Fair point.  For the sake of clarification though:

Unlike Heartbeat (or Corosync 2.x) Corosync 1.x does not provide the
notion of quorum that Pacemaker needs.

There are two possible sources cman[1] or the pacemaker plugin.
Conceptually they do the same thing so when I'm being lazy I tend to
lump them together as cman/plugin :-)


[1] Which also happens to be a corosync plugin but thats beside the point.

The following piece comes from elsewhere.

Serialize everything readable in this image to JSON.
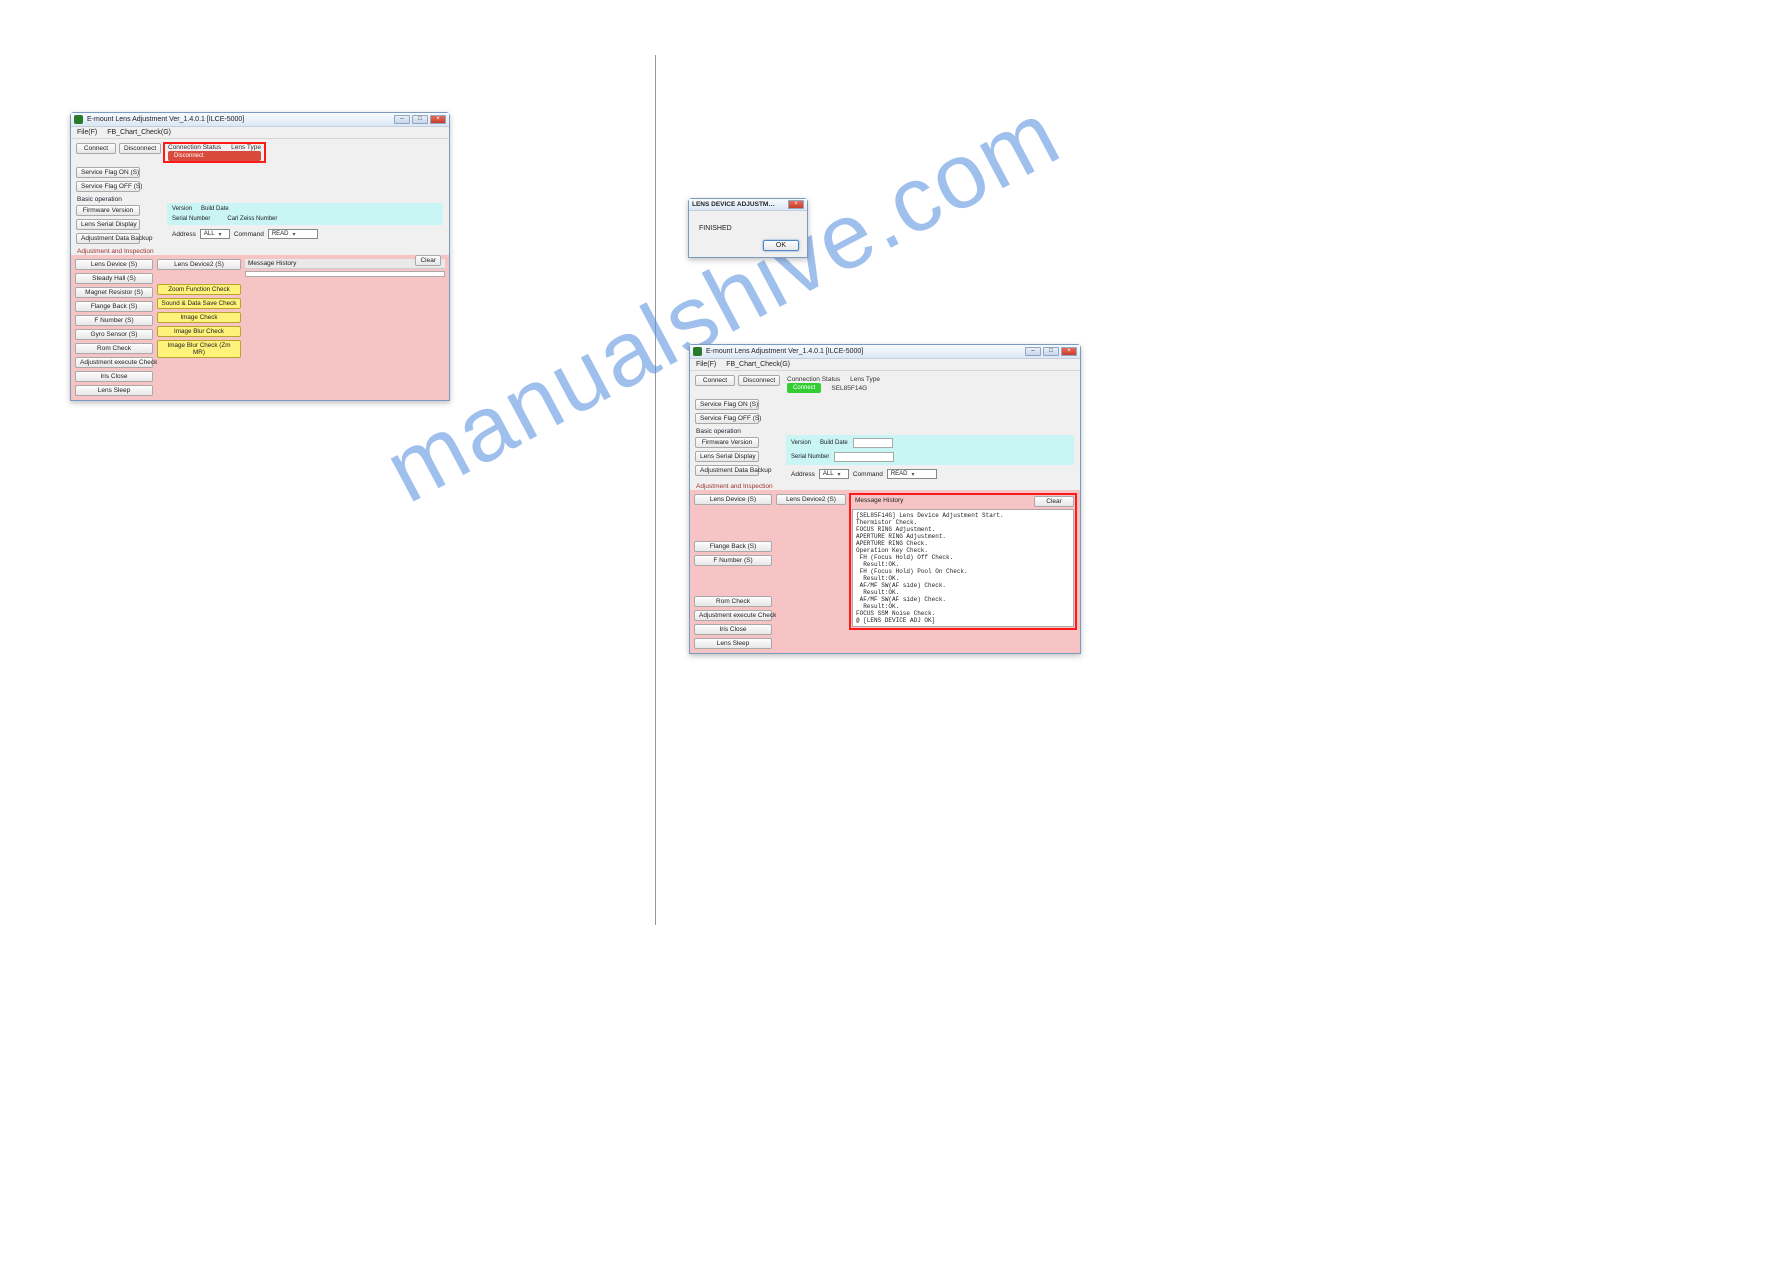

>There has been a lot of change and development over the years, and there is a 
>whole lot of Google noise, some of which can seem fairly authoritative, but 
>which is nevertheless dated. Also, for some reason, people who write articles 
>often don't date them, so when you're reading something you Googled it is 
>often not clear how current and applicable it is. This leads newbies down long 
>and fruitless paths. There's also a lot of repos out there and it is not at 
>all clear which is the best to use. (Case in point: I originally used the 
>clusterlabs repo, but then I was told to use the clusterlabs-next repo--which 
>seems to have worked--but now I guess I'm being told that I should no
>  rmally want to use the scientific-linux repo? I may have misunderstood.)
>
> I would be thankful for a web page that said something along these lines:
>
> 1. No matter what else you may have read elsewhere, this is THE AUTHORITATIVE 
> source for the latest up-to-date information and downloads.
>
> 2. Here's the right repo.

Already you're hosed.  Unless you try and force everyone onto the same distro.
If you say "pick one and document it", then I'll point you to Clusters
from Scratch :-)

>
> 3. Here's links to the sources.
>
> 4. Here's a glossary of terms, with identification of ones that are 
> outdated/deprecated and what they were replaced with.
>
> 5, Here's the most common pitfalls that newbies experience.
>
> 6. Here's where you can get community and/or paid support.
>
> It's getting close to Christmas, so there's my wish list. :-)

Well I happen to be working on a new landing page which partially
addresses these points.
I'll see if I can can get most of them covered.